A inspiração divina - ou a divina respiração, o sopro do Espírito, a 'ruah' - vem até nós tanto de maneira natural, isto é, pela via de nossa constituição espiritual, quanto de maneira sobrenatural. No segundo caso, é possível utilizar a seguinte parábola: é como se o Eterno enviasse viajantes - agentes portadores de sabedoria divina - em vórtices de tempo, a fim de inspirar pessoas de diferentes épocas, pessoas cuja ação de influência, através das inúmeras artes de fazer humanas (como a escritura de um romance ou um sonho radical materializado em luta), podem mudar nossa caminhada errante por muitas gerações.
Como fizeram (para exemplificar) grandes figuras da humanidade. Gente como Jesus de Nazaré, Buda, Sócrates, Aristóteles, Paulo de Tarso, Agostinho, Maomé, Aquino, Francisco de Assis, João da Cruz, Teresa de Ávila, Lutero, Erasmo, Espinoza, Wesley, Kant, Kierkegaard, Beethoven, Van Gogh, Nietzsche, Marx, Freud, Camus, Benjamin, Jung, Sartre, Tillich, Lewis, Luther King, Gandhi, Merton, Frida Kahlo, Anne Frank, Etty Hillesum, Dorothy Day, Romero, Hélder Câmara, Foucault, Hannah Arendt, Nelson Mandela, Dalai-lama, Desmond Tutu, Henri Nouwen, Richard Rohr, Joan Chittister, Rob Bell, Ivone Gebara, Caio Fábio, Bell Hooks, e outros/as de uma longa, porém, seleta lista de revolucionários. (A lista acima começou de modo relativamente democrático, para terminar de forma arbitrária, reconheço).
Esses agentes – aos quais aludi acima como “viajantes do tempo” - são semeadores do eterno, oriundos do além-tempo, que tocam de maneira especial em pessoas, a fim de que a humanidade possa florescer e desenvolver seu potencial divino-humano no tempo. Graças ao ego dessas personalidades – como a maioria citada acima -, o que inclui a tendência massiva da humanidade de adorar seus prodígios e gênios (afinal, o ego é também uma entidade coletiva), esses agentes são humilhados (no sentido paulino, da kenosis), na medida em que “implantados” ou infiltrados na alma humana. Desse modo, passam despercebidos, transfigurados numa forma corpórea, numa estrutura psíquica, em pulsões de vida e de morte.
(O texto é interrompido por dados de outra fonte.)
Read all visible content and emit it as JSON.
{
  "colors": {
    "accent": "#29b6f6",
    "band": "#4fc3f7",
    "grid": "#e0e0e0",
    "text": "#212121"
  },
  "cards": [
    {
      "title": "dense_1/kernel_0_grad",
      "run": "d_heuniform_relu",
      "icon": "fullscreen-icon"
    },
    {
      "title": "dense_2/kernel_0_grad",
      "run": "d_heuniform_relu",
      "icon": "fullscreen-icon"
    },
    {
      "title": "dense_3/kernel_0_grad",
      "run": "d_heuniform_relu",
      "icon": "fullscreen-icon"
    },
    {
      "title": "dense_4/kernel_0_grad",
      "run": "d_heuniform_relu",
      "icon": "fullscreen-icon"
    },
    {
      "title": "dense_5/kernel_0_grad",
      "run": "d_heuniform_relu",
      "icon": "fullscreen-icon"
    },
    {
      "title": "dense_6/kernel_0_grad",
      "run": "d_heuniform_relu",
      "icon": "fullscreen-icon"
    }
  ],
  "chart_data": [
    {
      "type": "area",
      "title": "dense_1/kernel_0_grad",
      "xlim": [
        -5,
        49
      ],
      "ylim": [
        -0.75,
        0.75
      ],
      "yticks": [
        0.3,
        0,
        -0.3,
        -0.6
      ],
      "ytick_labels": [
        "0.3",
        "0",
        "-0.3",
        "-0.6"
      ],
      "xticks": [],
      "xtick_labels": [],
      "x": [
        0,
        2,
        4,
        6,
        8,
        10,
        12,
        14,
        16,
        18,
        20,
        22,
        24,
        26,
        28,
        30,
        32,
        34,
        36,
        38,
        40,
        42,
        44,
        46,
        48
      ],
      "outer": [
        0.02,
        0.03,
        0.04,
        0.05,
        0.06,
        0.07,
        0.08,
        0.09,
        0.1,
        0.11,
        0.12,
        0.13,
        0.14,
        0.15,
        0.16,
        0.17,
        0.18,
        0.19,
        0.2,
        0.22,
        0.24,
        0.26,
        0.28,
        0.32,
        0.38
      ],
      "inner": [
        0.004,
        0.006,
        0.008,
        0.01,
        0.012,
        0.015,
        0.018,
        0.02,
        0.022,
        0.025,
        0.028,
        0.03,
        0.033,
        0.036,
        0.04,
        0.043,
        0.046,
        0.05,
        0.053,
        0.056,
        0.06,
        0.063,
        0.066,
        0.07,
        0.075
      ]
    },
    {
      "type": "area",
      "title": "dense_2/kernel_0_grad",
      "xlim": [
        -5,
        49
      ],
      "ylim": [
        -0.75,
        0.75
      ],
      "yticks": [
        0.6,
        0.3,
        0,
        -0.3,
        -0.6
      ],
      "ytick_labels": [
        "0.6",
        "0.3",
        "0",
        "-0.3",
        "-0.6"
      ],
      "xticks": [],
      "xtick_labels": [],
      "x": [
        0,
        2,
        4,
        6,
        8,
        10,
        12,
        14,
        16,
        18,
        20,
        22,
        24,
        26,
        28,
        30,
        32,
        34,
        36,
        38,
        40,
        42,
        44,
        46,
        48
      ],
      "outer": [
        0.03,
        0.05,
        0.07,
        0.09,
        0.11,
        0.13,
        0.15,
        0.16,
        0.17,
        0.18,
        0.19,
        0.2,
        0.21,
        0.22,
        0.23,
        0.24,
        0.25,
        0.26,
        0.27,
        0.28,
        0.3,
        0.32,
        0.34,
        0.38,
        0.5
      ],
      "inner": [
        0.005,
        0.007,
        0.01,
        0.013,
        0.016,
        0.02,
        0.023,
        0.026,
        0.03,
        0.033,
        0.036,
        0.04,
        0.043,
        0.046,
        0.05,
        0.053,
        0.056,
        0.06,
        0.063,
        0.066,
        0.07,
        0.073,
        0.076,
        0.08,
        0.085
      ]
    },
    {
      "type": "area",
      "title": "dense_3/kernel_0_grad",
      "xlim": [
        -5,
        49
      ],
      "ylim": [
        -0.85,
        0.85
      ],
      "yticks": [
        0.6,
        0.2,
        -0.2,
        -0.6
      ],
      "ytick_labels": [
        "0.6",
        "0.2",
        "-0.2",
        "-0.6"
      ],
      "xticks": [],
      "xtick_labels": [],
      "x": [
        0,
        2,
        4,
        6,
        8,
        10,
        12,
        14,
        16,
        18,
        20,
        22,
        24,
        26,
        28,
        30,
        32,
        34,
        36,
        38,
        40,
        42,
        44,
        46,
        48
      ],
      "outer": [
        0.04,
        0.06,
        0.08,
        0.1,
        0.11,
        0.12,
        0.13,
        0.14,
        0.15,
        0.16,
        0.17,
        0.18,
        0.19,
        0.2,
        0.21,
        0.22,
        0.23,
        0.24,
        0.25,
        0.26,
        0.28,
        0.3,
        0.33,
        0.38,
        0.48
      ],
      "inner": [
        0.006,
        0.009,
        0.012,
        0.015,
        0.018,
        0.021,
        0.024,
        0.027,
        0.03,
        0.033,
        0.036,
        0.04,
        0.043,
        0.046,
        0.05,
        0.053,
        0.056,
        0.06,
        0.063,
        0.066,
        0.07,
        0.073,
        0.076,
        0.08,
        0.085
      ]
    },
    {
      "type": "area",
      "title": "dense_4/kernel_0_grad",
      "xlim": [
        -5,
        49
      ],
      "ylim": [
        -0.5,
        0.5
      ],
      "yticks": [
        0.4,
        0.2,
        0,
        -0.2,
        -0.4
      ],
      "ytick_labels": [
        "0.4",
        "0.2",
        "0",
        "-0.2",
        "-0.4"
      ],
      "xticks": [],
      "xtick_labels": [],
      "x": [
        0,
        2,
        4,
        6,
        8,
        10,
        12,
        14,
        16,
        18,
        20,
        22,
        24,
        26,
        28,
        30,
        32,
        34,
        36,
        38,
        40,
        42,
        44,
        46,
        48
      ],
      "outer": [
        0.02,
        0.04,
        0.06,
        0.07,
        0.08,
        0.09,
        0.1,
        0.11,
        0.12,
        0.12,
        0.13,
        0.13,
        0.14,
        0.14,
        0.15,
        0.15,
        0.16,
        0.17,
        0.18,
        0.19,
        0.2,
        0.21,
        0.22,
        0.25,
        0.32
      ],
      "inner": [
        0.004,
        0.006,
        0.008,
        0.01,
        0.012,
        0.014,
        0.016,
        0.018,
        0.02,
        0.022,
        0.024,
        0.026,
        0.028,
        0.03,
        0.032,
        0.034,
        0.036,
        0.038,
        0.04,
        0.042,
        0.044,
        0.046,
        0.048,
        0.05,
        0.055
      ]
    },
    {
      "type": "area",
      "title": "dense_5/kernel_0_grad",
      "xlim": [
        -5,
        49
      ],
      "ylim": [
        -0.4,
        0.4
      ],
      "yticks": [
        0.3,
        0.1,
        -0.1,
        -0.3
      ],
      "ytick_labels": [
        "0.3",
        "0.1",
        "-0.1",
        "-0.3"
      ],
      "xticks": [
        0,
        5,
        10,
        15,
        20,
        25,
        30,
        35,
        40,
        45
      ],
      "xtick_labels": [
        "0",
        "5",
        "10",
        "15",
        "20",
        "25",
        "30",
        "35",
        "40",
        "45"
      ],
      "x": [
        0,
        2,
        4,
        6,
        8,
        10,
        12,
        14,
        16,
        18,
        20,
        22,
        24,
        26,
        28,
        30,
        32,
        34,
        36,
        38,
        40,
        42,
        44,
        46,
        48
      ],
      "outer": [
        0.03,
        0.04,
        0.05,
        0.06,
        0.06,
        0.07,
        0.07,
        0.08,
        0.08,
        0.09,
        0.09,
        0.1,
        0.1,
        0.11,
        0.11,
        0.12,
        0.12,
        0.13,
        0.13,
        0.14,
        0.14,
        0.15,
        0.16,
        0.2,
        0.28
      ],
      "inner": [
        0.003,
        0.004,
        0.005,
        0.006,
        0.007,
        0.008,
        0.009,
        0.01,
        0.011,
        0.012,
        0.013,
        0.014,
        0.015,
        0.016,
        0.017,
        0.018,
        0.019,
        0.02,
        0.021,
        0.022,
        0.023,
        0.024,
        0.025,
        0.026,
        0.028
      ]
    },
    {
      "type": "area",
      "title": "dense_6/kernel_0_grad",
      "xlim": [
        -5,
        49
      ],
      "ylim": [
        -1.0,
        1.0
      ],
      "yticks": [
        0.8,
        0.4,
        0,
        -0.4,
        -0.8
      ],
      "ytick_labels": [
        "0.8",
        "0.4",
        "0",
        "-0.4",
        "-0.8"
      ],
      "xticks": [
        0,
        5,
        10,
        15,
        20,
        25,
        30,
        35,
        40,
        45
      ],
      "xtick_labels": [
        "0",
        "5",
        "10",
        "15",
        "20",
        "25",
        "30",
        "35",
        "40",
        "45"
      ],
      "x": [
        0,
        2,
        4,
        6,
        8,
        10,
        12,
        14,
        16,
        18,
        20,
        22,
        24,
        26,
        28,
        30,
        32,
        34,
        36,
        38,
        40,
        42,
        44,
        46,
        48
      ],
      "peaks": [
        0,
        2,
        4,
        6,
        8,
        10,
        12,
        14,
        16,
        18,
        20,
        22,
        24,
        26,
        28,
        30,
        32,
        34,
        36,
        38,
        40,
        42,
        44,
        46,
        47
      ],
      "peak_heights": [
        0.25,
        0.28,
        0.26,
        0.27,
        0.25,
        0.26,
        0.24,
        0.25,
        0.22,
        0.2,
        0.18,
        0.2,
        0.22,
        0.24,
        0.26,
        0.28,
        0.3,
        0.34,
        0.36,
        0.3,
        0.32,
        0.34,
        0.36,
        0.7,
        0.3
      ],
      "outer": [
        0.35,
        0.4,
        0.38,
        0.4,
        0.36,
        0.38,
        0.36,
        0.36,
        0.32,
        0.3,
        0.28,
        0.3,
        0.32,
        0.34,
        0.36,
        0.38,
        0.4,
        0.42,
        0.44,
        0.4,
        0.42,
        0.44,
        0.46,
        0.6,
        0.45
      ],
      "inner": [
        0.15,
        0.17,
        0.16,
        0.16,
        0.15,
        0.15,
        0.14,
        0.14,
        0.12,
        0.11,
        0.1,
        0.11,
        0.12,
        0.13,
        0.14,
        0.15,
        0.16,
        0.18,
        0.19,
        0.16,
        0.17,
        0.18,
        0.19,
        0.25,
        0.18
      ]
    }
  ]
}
Eis o paradoxo crucial da existência, do qual nem o próprio Eterno, o não-existente, pela natureza de seu amor por suas crias, poderia desvencilhar-se sem violar sua própria essência: para manifestar sua vontade de maneira não arbitrária ao mundo, precisa fazê-lo nos termos deste mundo, numa forma encarnada, humana e livre de constrangimentos. O “Deus conosco” é, essencialmente, Deus em nós.
Aqui está o diferencial do Eterno em relação às suas criaturas, as portadoras de um ego: ele ou ela não tem ciúmes, nem crise identitária, por não levar o crédito no final, pelo dom, pela arte, pelo bem. Desde o princípio tem sido assim, Deus morre em nós para que tenhamos vida, e muita vida. E essa vida floresça, mesmo em meio aos espinhos da existência, e assim imprima o toque divinal em todas as coisas, sem que estas necessariamente voltem à Fonte em ações de graças.
A alegria do Eterno, disse Alan Jones, está em que simplesmente sejamos. Para que o ser humano e toda a natureza floresçam, é preciso que Deus morra inúmeras mortes, convertidas em vida pulsando em cada ser vivente e onde quer que vida cresça na biosfera. Entendemos, assim, o que Jesus quis dizer não só sobre si, mas sobre nós também, quando afirmou que é necessário que o grão de trigo morra, para que assim possa florescer e frutificar? Percebemos como o divino que morre em nós, convida-nos ao mesmo movimento a fim de que a vida não cesse de gerar mais vida?